While many neurons are arranged in ganglia as known from other invertebrates, its neurons are partly arrange in layers rather than spherical ganglia [61, 115]. In the light of the hypothesis of this section, the disintegration of spherical ganglia in the octopus could result from its large number of neurons, too large for a pure ganglionic arrangement. Moreover, in the highly developed optical lobe of octopus, multipolar neurons can also be found besides the typically unipolar shape [61, 115]. Maybe this could be explained by one of the advantages of a multipolar neuron discussed in Sec.

7.2, such as a facilitation of recurrent connections. While I consider it as unlikely that intelligence is constrained by neuronal morphology or arrangement, as there is general agreement that intelligence rather arises from the connection pattern of neurons, it is nevertheless interesting that brain activity in octopuses shows oscillations in the field potential, similar to vertebrates and in contrast to most other invertebrates [16], and that the large brain of the octopus allows it to compete on a cognitive level with vertebrates of the sea [82]. In summary, the octopus is one example that shows increased neuron number and a deviation of the ganglionic arrangement. The question whether this relation is indeed causal, as suggested by the hypothesis above, is left for future research.

7.7. Recapitulation

7.7. Recapitulation

The first project of this thesis shows that signal transmission can be optimized by a central or externalized soma¹². In addition, further advantages of unipolar and multipolar morphologies were discussed, with an emphasis on signal processing and the spatial environment of the soma.

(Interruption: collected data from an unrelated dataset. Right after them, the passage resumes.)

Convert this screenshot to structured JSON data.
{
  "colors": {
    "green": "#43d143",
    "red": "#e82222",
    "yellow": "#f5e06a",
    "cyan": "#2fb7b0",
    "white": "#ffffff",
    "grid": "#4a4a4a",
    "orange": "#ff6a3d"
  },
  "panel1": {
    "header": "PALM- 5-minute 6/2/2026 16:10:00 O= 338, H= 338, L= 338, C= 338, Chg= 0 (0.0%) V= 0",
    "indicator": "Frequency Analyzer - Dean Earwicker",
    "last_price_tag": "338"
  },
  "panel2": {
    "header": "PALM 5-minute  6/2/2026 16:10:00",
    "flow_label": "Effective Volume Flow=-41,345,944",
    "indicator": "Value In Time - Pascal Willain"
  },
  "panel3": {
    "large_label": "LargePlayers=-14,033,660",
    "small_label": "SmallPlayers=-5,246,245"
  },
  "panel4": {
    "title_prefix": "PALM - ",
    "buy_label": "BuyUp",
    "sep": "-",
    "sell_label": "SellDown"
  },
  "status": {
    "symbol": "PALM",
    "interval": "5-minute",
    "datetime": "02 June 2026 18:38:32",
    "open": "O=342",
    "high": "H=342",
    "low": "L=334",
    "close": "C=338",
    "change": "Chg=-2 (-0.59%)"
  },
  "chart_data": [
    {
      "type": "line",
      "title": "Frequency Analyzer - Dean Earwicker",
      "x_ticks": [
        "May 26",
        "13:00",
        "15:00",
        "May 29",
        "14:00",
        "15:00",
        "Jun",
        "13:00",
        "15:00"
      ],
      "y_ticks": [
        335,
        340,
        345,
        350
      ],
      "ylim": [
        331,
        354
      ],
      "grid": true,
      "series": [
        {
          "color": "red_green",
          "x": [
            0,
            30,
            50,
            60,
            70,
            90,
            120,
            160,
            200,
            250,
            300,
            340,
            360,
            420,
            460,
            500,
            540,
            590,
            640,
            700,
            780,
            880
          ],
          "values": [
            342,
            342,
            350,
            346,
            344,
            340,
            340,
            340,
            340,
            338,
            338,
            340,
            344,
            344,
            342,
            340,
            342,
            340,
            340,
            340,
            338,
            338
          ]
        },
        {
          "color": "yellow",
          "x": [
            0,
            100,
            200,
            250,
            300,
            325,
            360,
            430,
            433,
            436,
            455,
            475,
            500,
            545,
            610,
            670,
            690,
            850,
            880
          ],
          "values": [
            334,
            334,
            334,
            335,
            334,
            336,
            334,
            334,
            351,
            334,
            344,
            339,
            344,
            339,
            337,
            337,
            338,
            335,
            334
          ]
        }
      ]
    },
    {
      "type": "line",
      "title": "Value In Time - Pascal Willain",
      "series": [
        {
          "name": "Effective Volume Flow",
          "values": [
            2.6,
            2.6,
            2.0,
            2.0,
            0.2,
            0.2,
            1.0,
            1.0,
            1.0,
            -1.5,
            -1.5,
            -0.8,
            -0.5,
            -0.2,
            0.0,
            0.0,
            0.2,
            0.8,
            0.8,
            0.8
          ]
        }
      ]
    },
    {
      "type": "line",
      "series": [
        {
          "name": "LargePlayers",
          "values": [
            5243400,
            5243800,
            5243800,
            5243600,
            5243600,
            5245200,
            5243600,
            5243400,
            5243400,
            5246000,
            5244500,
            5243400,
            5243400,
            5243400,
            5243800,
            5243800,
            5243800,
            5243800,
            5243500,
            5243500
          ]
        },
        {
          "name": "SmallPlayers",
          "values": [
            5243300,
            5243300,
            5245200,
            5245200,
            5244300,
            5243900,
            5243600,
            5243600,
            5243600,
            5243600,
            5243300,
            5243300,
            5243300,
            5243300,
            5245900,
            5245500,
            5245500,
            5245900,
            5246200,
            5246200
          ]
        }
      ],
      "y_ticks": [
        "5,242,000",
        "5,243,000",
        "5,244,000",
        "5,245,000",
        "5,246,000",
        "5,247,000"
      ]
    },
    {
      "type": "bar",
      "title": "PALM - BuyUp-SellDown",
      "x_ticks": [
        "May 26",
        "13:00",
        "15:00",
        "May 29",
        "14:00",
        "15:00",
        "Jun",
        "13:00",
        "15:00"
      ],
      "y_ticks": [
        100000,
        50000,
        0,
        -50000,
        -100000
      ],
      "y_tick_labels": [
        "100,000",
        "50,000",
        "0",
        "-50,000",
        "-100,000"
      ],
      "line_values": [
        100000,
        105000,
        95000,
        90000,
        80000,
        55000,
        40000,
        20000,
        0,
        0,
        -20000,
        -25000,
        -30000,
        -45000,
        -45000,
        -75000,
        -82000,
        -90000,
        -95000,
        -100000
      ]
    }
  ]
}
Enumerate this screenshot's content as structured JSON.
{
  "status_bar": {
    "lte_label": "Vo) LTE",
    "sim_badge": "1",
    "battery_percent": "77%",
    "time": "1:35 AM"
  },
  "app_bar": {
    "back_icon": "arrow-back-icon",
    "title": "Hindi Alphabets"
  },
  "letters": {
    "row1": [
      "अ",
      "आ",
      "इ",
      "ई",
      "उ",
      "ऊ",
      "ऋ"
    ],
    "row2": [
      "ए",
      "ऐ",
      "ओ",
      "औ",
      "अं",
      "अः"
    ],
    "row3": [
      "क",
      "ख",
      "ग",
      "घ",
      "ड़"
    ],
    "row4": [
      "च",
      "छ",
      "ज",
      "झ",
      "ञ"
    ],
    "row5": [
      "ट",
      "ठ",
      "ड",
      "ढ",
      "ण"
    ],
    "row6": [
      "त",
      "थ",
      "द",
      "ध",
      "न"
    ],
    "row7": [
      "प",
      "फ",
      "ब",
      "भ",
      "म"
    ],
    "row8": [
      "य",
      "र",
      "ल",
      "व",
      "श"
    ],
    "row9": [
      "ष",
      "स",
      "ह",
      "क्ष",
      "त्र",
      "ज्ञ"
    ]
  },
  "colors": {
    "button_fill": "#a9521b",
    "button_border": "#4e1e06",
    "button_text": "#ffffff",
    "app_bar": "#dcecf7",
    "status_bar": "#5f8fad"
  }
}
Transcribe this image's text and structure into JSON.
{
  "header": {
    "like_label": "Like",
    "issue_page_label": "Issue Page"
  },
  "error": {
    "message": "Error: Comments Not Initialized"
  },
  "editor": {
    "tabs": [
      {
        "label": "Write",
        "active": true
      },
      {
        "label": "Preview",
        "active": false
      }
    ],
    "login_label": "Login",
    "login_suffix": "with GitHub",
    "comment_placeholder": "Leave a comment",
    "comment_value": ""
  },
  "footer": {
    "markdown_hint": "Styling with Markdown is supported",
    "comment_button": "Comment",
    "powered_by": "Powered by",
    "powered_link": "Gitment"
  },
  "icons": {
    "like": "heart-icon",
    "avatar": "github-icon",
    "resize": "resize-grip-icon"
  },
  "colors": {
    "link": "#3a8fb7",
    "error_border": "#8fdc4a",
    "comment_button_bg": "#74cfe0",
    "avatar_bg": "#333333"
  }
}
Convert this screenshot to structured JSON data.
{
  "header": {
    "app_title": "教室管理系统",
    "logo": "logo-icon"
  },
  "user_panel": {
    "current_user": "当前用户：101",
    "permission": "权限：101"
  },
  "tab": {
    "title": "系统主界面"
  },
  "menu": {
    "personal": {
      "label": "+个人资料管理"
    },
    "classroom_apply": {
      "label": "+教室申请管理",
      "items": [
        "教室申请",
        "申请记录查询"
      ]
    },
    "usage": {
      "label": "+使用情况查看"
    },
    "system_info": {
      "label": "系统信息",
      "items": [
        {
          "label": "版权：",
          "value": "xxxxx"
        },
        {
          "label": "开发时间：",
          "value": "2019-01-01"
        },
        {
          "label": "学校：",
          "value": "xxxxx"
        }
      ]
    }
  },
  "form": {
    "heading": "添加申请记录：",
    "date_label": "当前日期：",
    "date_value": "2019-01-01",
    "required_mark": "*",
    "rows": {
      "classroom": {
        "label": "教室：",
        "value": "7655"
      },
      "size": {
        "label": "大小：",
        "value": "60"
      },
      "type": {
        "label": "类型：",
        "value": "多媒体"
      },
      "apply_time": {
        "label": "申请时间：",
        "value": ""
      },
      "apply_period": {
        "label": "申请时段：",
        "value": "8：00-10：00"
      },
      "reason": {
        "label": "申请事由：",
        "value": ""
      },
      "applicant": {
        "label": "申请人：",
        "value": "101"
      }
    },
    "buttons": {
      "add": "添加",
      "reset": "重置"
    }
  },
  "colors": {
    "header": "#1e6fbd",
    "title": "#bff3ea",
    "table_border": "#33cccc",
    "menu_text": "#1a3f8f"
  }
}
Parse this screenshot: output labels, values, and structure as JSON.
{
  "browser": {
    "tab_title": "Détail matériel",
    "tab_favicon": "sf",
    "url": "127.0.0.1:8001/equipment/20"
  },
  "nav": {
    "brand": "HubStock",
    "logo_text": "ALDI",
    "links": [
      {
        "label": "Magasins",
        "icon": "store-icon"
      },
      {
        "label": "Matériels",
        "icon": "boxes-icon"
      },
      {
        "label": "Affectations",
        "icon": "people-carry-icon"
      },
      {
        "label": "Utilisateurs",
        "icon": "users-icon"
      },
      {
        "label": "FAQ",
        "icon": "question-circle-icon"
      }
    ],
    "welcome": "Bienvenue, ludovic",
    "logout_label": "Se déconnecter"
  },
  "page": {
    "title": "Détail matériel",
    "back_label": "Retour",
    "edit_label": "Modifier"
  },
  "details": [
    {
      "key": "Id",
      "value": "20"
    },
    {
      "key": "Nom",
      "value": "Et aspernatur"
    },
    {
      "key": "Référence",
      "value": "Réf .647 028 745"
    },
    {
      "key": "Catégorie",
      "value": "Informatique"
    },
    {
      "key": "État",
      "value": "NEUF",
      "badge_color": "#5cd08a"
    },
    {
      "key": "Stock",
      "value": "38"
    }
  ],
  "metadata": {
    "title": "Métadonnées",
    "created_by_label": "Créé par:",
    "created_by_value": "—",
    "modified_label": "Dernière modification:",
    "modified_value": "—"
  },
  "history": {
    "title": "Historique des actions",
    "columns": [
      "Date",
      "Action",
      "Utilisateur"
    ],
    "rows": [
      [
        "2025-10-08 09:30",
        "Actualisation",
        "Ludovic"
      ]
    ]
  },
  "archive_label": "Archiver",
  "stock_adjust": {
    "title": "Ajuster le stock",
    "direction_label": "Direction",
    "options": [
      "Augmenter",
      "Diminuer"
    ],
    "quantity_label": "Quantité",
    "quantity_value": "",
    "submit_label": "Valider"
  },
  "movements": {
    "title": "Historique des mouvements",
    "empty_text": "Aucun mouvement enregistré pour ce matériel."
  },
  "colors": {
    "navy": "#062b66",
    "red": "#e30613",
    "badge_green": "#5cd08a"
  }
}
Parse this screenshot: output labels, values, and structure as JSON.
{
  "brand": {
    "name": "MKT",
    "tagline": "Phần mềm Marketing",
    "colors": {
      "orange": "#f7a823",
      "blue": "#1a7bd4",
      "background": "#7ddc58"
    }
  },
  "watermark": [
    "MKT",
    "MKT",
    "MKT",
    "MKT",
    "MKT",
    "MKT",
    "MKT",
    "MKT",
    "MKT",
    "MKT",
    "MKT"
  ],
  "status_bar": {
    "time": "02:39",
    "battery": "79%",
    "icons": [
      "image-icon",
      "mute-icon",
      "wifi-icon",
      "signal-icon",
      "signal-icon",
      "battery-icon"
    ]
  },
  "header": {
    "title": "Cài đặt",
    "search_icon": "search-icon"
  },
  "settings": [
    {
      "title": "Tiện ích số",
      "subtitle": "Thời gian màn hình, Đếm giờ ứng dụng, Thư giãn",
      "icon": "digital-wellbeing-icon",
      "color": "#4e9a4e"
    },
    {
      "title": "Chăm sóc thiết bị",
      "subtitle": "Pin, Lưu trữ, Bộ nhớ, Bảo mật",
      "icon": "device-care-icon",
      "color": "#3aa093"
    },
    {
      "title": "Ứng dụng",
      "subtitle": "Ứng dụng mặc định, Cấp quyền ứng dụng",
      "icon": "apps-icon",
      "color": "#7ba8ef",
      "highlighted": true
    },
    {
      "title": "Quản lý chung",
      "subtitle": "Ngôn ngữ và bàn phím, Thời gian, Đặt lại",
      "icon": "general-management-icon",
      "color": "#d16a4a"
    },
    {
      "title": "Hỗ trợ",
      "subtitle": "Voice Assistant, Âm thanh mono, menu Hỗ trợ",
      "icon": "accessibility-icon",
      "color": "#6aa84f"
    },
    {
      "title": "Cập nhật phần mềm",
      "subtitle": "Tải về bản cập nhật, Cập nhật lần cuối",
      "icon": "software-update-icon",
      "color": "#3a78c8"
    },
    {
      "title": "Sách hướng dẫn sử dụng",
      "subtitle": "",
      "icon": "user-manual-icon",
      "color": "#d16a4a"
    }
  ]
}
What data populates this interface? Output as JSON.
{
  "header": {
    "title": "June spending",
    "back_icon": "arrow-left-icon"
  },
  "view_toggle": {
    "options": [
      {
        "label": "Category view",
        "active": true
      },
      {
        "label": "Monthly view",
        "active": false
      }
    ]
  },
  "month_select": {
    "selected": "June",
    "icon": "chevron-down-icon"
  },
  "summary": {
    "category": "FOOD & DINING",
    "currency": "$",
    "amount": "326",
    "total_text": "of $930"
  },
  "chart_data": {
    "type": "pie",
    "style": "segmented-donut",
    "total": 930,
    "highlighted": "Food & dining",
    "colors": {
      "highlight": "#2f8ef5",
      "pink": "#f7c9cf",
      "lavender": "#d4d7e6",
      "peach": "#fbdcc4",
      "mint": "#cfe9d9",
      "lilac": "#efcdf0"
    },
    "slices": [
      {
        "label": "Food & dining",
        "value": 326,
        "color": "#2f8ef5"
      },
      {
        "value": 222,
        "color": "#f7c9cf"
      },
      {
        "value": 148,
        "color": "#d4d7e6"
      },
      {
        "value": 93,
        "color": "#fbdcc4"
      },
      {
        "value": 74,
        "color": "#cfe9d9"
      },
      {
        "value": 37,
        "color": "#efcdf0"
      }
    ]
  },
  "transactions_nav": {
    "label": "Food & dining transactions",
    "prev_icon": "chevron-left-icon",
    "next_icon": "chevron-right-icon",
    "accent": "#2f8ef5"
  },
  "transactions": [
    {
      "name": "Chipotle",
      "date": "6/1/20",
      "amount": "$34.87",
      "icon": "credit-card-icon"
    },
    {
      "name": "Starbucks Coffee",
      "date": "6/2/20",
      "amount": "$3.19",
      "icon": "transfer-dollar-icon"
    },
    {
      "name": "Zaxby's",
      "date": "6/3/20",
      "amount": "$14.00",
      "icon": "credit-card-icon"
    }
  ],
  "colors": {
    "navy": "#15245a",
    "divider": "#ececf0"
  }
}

The discussion portrays (energy-)efficient signal transmission as a mayor driving force for the divergent evolution of neurons with central or externalized soma. As detailed above, I hypothesize that the divergent evolution arises from different solutions to the problem that a large central soma poses for signal transmission: While invertebrates externalized the large soma that evolved to support complex neurons, vertebrates retained the central soma location, but externalized part of the somatic machinery into proximal dendrites.

12Energetic or other advantages may also have driven the development of unipolar neurons in vertebrates (e.g., spinal dorsal root ganglion cells), and multipolar neurons in invertebrates (e.g., octopus gravity receptor system [25]).